Friday, June 17, 2011

Notes from NERD

Notes from Getting the Dough to Develop: Video Game funding
@Microsoft NERD Center.
#NEGGamesSiG Hash tag for the night.

New England Game SiG.
  • Drives awareness and growth of the New England games industry.
  • Mike Cavaretta @gamelaw Lawyer specializing in the games industry.

Monty Sharma moderating.

Tim Wright: Grand Banks Capital – VC Guy, Not a game guy.
  • They want to see a product with users on the product.
  • Make sure the person that you pick as an investor knows something about what you are doing.
  • VC's can get talented people to help work on a project. They can bring expertise to the table.
  • The First VC in the door is responsible to help sell the company to other investors. To help facilitated additional rounds of investment.
  • Mobile social gaming. Will be or is the fastest growing thing ever.
  • Unity is an amazing way to create a game quickly and publish it to multiple platforms.
  • Whatever you do, make it reproducible, make things plug in.
  • Company invests between $750,000 to $2 million for %20 ownership.

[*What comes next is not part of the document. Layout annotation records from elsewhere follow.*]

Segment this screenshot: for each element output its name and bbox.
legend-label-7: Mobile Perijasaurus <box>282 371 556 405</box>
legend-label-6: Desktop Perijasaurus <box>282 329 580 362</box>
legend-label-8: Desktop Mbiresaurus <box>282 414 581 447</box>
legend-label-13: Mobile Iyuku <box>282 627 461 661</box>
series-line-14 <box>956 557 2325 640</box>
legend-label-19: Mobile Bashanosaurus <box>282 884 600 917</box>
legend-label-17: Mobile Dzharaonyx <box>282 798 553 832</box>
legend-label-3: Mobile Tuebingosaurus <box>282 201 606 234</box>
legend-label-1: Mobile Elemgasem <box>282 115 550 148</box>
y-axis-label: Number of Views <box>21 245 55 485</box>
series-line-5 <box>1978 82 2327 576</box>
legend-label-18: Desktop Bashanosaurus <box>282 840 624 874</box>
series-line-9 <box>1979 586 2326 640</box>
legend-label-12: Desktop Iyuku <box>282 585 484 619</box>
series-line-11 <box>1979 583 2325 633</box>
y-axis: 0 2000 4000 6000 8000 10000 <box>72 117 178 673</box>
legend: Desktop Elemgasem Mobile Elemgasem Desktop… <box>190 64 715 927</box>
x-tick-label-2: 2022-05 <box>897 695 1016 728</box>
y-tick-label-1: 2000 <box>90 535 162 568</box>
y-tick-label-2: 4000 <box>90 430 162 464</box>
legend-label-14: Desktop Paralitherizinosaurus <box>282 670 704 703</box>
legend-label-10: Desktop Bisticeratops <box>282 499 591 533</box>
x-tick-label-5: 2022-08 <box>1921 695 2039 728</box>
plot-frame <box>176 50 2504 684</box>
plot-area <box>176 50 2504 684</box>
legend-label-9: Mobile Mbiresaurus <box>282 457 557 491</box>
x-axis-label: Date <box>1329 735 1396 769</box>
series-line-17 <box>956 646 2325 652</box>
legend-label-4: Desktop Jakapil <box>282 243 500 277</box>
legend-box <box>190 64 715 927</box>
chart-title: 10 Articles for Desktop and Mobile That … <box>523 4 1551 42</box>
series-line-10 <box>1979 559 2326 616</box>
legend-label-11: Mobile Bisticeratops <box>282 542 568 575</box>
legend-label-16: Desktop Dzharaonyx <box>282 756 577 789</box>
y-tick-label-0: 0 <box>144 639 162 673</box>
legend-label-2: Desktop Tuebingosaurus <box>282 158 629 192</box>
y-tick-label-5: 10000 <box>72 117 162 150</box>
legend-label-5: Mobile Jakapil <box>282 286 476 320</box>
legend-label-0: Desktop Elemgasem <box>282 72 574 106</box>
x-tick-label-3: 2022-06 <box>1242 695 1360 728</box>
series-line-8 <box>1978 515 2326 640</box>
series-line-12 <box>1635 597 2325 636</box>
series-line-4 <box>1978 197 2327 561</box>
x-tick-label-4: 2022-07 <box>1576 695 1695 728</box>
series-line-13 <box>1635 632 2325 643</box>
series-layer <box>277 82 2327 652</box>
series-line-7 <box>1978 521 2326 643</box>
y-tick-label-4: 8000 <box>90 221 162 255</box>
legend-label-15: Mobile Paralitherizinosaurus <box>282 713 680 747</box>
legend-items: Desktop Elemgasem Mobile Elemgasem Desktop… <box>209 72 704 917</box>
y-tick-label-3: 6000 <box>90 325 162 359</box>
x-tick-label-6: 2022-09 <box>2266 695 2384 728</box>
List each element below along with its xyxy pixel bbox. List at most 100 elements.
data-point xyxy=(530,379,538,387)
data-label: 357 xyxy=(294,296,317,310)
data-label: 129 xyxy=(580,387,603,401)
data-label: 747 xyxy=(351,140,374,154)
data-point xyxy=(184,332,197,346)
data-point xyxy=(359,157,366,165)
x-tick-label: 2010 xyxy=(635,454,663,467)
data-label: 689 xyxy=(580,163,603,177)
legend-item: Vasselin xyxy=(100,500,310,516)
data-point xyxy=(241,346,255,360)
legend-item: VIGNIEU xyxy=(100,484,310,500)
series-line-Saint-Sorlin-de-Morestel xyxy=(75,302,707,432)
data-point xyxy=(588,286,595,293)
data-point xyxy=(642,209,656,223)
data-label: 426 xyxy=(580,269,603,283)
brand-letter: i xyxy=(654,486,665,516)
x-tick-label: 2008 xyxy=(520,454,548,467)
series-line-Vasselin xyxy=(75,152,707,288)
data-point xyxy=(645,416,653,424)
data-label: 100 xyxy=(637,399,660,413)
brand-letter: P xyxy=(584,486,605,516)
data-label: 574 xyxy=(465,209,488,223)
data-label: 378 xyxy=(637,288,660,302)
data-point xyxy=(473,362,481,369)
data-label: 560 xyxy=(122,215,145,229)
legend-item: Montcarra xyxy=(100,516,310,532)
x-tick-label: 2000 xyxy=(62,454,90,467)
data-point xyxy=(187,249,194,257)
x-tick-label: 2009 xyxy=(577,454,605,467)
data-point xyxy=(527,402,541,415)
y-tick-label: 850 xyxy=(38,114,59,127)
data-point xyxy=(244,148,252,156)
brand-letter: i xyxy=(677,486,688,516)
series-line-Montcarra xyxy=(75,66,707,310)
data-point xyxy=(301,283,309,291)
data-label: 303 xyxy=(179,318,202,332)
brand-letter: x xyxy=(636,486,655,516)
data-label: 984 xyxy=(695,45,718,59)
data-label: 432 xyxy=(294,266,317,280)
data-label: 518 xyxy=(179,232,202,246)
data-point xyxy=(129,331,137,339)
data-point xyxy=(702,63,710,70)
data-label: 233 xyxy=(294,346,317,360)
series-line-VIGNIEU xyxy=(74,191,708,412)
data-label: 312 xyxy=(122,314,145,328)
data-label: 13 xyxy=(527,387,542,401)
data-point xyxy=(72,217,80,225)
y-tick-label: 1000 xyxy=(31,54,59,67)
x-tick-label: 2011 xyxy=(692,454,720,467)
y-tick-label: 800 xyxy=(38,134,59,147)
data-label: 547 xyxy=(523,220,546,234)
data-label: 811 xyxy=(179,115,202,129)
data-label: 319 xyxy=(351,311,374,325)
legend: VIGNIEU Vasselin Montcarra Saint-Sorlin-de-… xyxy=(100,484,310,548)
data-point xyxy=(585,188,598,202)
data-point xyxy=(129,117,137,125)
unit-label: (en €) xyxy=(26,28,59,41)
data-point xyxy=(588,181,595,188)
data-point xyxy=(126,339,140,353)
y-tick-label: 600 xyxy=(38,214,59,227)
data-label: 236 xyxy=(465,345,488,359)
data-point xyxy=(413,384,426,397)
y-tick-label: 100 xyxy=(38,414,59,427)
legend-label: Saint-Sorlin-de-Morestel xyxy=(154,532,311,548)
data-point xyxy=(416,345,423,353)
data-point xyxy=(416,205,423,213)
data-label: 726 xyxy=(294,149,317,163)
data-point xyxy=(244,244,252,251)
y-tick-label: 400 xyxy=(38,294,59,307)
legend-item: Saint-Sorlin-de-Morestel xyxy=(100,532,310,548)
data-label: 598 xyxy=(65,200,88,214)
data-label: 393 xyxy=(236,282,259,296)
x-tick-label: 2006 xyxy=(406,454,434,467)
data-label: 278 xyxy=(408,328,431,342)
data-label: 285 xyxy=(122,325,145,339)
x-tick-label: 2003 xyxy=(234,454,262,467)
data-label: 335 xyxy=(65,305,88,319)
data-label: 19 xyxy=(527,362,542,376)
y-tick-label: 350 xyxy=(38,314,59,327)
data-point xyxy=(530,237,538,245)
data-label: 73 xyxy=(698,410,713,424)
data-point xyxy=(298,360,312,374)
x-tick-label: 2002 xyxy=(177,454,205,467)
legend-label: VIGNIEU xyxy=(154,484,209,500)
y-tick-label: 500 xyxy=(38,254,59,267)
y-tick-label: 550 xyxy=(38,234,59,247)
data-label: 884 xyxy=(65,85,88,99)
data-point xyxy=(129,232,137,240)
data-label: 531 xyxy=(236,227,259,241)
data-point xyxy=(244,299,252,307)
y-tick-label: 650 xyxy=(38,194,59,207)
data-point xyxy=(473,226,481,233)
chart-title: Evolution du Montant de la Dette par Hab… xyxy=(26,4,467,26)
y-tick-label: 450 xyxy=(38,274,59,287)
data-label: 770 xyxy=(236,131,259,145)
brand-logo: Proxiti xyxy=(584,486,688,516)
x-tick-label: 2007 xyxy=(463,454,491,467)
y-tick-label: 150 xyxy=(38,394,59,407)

Micheal Dornbrook: Board Member Common Angels 
{finds passionate people builds the product, and then feeds them to Grand Banks Capital for additional rounds of financing when necessary}
  • Don't have one game.
  • We're looking at the team.
  • Harmonix went through 6 rounds of investment. 3 Angels who know nothing about what they were investing in.  They believed in the team and invested based on that information.
  • People who invested in Harmonix waited 10 years for payoff.  ROI: 100 times investment.
  • Disruptive is usually done wrong: People tend to look at whats out there and go after the big guys who are doing well.
  • Just like Guy Kawasaki's advice about attacking the unfortified hill.
  • Company invests between $50,000 to $100,000. But individual members of the group may invest outside of the group itself. Can even be a personal check.
Jamy Nigiri: Jagex Games Studio
  • Have something they can play, playable vertical slice. Go beyond the concept.
  • Passion test, is someone on their team passionate about a game brought to them.
  • How are you going to monetize. Very important answer. Give a pat answer.
  • Jamy says: “If you can fund your game yourself do it.”
  • Jagex says: We bring a trust and user community to the deal. They have passionate users.
  • They have knowledge and experience in the game world. They already know how to do it.
  • Currently working with one guy in his garage. Developer friendly!
  • Disruptive Opportunities: How do you get an audience that don't consider themselves gamers to get into the game? How do you get them to spend money? How do you turn casual gamers in to spending gamers?
  • Likes resource gathering.
  • No deal is the same, so the percentage, the valuation, the revenue on the backside is different on each deal. Would generally split things 50/50. Each group has skin in the game, each group is passionate about the project. (Where typically the developer[you] might get 15%, publisher takes 85%)

Jamie Gotch CTO – Founder of Subatomic Studios
  • Plan for your audience.
  • Beware of feature bloat.
  • The game that I make is not the kind of game I would play.
  • Understand your audience.
  • If you are a hardcore gamer, your audience may not be a hardcore gamer.
  • Balance between deep experience and simplicity.
  • Look for people who are highly motivated folks, who will stick it through to the end.

Game Dev Story
  • Play this game. A game about building games. Remarkably detailed game about the contract traps.